Things brought or smuggled into the country by passengers who don't have the proper permits. That's where the U.S. Fish and Wildlife Service comes in.

"To try and help the United States protect its wildlife," U.S. Fish and Wildlife Service inspector Demarion McKinney said.

Inspectors and agents, along with U.S. Customs and Border Patrol officers, are constantly checking, searching and scanning baggage.

"We are most concerned with the endangered species, the most threatened species globally," U.S. Fish and Wildlife Service inspector Agent Hampton said.

And often, they find and seize it before it ends up on the black market.

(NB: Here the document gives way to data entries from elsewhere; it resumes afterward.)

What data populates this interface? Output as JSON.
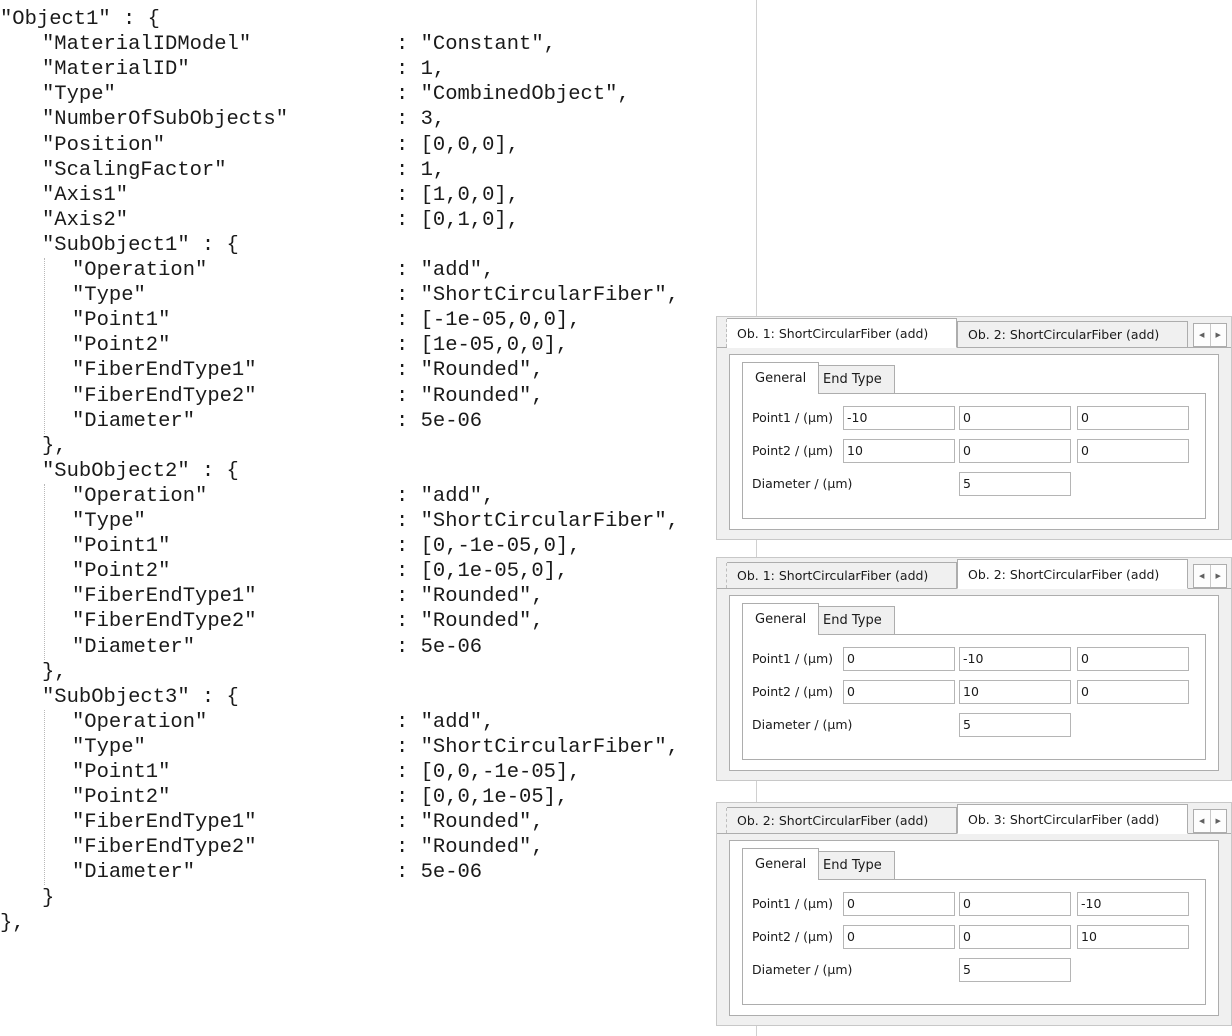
{
  "code": [
    {
      "k": "\"Object1\" : {",
      "v": ""
    },
    {
      "k": "\"MaterialIDModel\"",
      "v": ": \"Constant\","
    },
    {
      "k": "\"MaterialID\"",
      "v": ": 1,"
    },
    {
      "k": "\"Type\"",
      "v": ": \"CombinedObject\","
    },
    {
      "k": "\"NumberOfSubObjects\"",
      "v": ": 3,"
    },
    {
      "k": "\"Position\"",
      "v": ": [0,0,0],"
    },
    {
      "k": "\"ScalingFactor\"",
      "v": ": 1,"
    },
    {
      "k": "\"Axis1\"",
      "v": ": [1,0,0],"
    },
    {
      "k": "\"Axis2\"",
      "v": ": [0,1,0],"
    },
    {
      "k": "\"SubObject1\" : {",
      "v": ""
    },
    {
      "k": "\"Operation\"",
      "v": ": \"add\","
    },
    {
      "k": "\"Type\"",
      "v": ": \"ShortCircularFiber\","
    },
    {
      "k": "\"Point1\"",
      "v": ": [-1e-05,0,0],"
    },
    {
      "k": "\"Point2\"",
      "v": ": [1e-05,0,0],"
    },
    {
      "k": "\"FiberEndType1\"",
      "v": ": \"Rounded\","
    },
    {
      "k": "\"FiberEndType2\"",
      "v": ": \"Rounded\","
    },
    {
      "k": "\"Diameter\"",
      "v": ": 5e-06"
    },
    {
      "k": "},",
      "v": ""
    },
    {
      "k": "\"SubObject2\" : {",
      "v": ""
    },
    {
      "k": "\"Operation\"",
      "v": ": \"add\","
    },
    {
      "k": "\"Type\"",
      "v": ": \"ShortCircularFiber\","
    },
    {
      "k": "\"Point1\"",
      "v": ": [0,-1e-05,0],"
    },
    {
      "k": "\"Point2\"",
      "v": ": [0,1e-05,0],"
    },
    {
      "k": "\"FiberEndType1\"",
      "v": ": \"Rounded\","
    },
    {
      "k": "\"FiberEndType2\"",
      "v": ": \"Rounded\","
    },
    {
      "k": "\"Diameter\"",
      "v": ": 5e-06"
    },
    {
      "k": "},",
      "v": ""
    },
    {
      "k": "\"SubObject3\" : {",
      "v": ""
    },
    {
      "k": "\"Operation\"",
      "v": ": \"add\","
    },
    {
      "k": "\"Type\"",
      "v": ": \"ShortCircularFiber\","
    },
    {
      "k": "\"Point1\"",
      "v": ": [0,0,-1e-05],"
    },
    {
      "k": "\"Point2\"",
      "v": ": [0,0,1e-05],"
    },
    {
      "k": "\"FiberEndType1\"",
      "v": ": \"Rounded\","
    },
    {
      "k": "\"FiberEndType2\"",
      "v": ": \"Rounded\","
    },
    {
      "k": "\"Diameter\"",
      "v": ": 5e-06"
    },
    {
      "k": "}",
      "v": ""
    },
    {
      "k": "},",
      "v": ""
    }
  ],
  "labels": {
    "tab_general": "General",
    "tab_end_type": "End Type",
    "point1": "Point1 / (µm)",
    "point2": "Point2 / (µm)",
    "diameter": "Diameter / (µm)",
    "scroll_left": "◀",
    "scroll_right": "▶"
  },
  "windows": [
    {
      "tabs": [
        "Ob. 1: ShortCircularFiber (add)",
        "Ob. 2: ShortCircularFiber (add)"
      ],
      "active_tab": 0,
      "point1": [
        "-10",
        "0",
        "0"
      ],
      "point2": [
        "10",
        "0",
        "0"
      ],
      "diameter": "5"
    },
    {
      "tabs": [
        "Ob. 1: ShortCircularFiber (add)",
        "Ob. 2: ShortCircularFiber (add)"
      ],
      "active_tab": 1,
      "point1": [
        "0",
        "-10",
        "0"
      ],
      "point2": [
        "0",
        "10",
        "0"
      ],
      "diameter": "5"
    },
    {
      "tabs": [
        "Ob. 2: ShortCircularFiber (add)",
        "Ob. 3: ShortCircularFiber (add)"
      ],
      "active_tab": 1,
      "point1": [
        "0",
        "0",
        "-10"
      ],
      "point2": [
        "0",
        "0",
        "10"
      ],
      "diameter": "5"
    }
  ]
}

But not even that could prepare us for what we were about to see. Several shelves of some of the most bizarre things, including a llama fetus, have been seized at the airport.

The llama fetus was found wrapped in a plastic bag and stuffed in a passenger's purse.

"A newlywed couple brought that in and they were going to bury it under their front door for good luck. It wasn't lucky for the llama," Customs Chief Jerry Akin said.

And Akin had another surprise for us.

"It's packed with camel dung, feces," Akin said.

It doesn't matter how it's disguised, feces can carry disease, and the Department of Agriculture tells us, it could affect our livestock.

"We are serious about protecting the U.S. and its resources," McKinney said.

So when the plane lands, the hunt is on, and for those caught smuggling, Houston Intercontinental Airport may not be their final destination.

"If it's smuggling, then we are going to investigate it fully and thoroughly," Hampton said. "Absolutely, we will seek prison sentences."

The U.S. Fish and Wildlife Service requires passengers to declare all imported and exported items and in some cases present a permit as well.

Those caught smuggling for the illegal commercial trade could face numerous felony charges and up to 10 years in prison.